La règle d'Allen se vérifie aussi pour les oreilles de l'éléphant d'Asie (à gauche) et de l'éléphant d'Afrique (à droite) dont les pavillons auriculaires jouent le rôle d'échangeurs thermiques, grâce à une vascularisation très importante. Le premier vit à l'ombre dans les forêts, le second à découvert dans les savanes sous le soleil.
Chez les pinsons de Darwin, le réchauffement climatique induit une augmentation de la surface de leur bec qui joue un rôle thermorégulateur[1].

La règle d'Allen est une règle biologique empirique posée par Joel Asaph Allen (1838-1921) en 1877[2]. Elle dispose que les organismes homéothermes (à température interne constante) des climats froids ont habituellement des membres et appendices plus courts que les animaux équivalents des climats plus chauds.

Théorie[modifier | modifier le code]

Cette règle repose sur le fait que des animaux peuvent avoir un même volume mais une surface différente (surface du corps en contact avec l'extérieur), ce qui modifie les échanges thermiques avec l'extérieur.

On peut, à volume égal, faire varier la surface externe d'un objet en le faisant plus ou moins « compact ». Prenons par exemple huit cubes dont chaque face fait une unité de surface. Quel que soit l'arrangement de ces cubes, le volume sera de huit unités. Pour la surface, prenons deux cas extrêmes : un cube de deux unités de côté et un empilement de tous les cubes. Dans le premier cas la surface de chaque face est 4, donc au total une surface de 4 × 6 = 24 unités. Dans le deuxième cas chaque cube présente quatre de ses faces à l'extérieur, plus deux unités de surface pour la base et le sommet. La surface totale est donc 8 × 4 + 1 + 1 = 34 unités.

Dans des climats froids, plus la superficie exposée est grande, plus la perte de chaleur, et donc d'énergie, est grande car les animaux (humains y compris) ont une température interne supérieure à la température ambiante.
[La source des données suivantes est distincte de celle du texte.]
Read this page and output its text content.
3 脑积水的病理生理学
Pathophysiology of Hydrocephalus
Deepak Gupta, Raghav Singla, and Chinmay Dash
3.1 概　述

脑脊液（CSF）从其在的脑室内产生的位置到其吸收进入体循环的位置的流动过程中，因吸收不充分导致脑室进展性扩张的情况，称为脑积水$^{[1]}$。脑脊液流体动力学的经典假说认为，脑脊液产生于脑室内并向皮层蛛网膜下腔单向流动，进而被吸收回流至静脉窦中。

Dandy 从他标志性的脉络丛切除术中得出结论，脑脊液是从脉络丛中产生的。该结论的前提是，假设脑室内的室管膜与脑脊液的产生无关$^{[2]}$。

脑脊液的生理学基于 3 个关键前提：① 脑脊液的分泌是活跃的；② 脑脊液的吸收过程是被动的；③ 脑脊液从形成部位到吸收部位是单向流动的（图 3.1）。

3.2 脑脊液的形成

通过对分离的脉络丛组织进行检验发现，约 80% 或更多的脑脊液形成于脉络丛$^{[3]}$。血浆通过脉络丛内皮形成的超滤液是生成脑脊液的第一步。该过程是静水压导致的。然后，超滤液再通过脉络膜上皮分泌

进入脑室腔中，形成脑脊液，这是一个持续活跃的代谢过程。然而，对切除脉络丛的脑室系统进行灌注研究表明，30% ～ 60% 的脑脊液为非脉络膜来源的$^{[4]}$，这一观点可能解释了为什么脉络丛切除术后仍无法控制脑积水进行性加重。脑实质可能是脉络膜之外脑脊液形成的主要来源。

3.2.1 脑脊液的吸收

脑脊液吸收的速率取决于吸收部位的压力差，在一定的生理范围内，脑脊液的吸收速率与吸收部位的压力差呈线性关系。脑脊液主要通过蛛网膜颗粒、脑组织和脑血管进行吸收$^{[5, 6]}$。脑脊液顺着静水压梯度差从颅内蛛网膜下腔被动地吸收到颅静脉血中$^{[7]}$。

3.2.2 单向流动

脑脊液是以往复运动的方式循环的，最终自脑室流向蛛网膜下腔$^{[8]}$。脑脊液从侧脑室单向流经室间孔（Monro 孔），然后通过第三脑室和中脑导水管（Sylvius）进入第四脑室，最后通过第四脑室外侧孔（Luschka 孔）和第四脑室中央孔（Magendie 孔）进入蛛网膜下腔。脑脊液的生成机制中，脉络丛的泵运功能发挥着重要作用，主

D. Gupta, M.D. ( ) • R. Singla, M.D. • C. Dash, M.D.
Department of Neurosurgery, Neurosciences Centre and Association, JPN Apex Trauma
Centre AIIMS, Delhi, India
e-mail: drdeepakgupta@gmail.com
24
Une surface d'échange plus faible limite la déperdition de chaleur.

Dans des climats chauds le phénomène est inversé. Un animal aura besoin d'une surface corporelle plus grande pour évacuer la chaleur, les échanges avec l'extérieur étant plus faibles à cause de la plus faible différence de température entre le corps et l'environnement.

La règle stipule donc que la surface corporelle est rapport direct avec la température ambiante.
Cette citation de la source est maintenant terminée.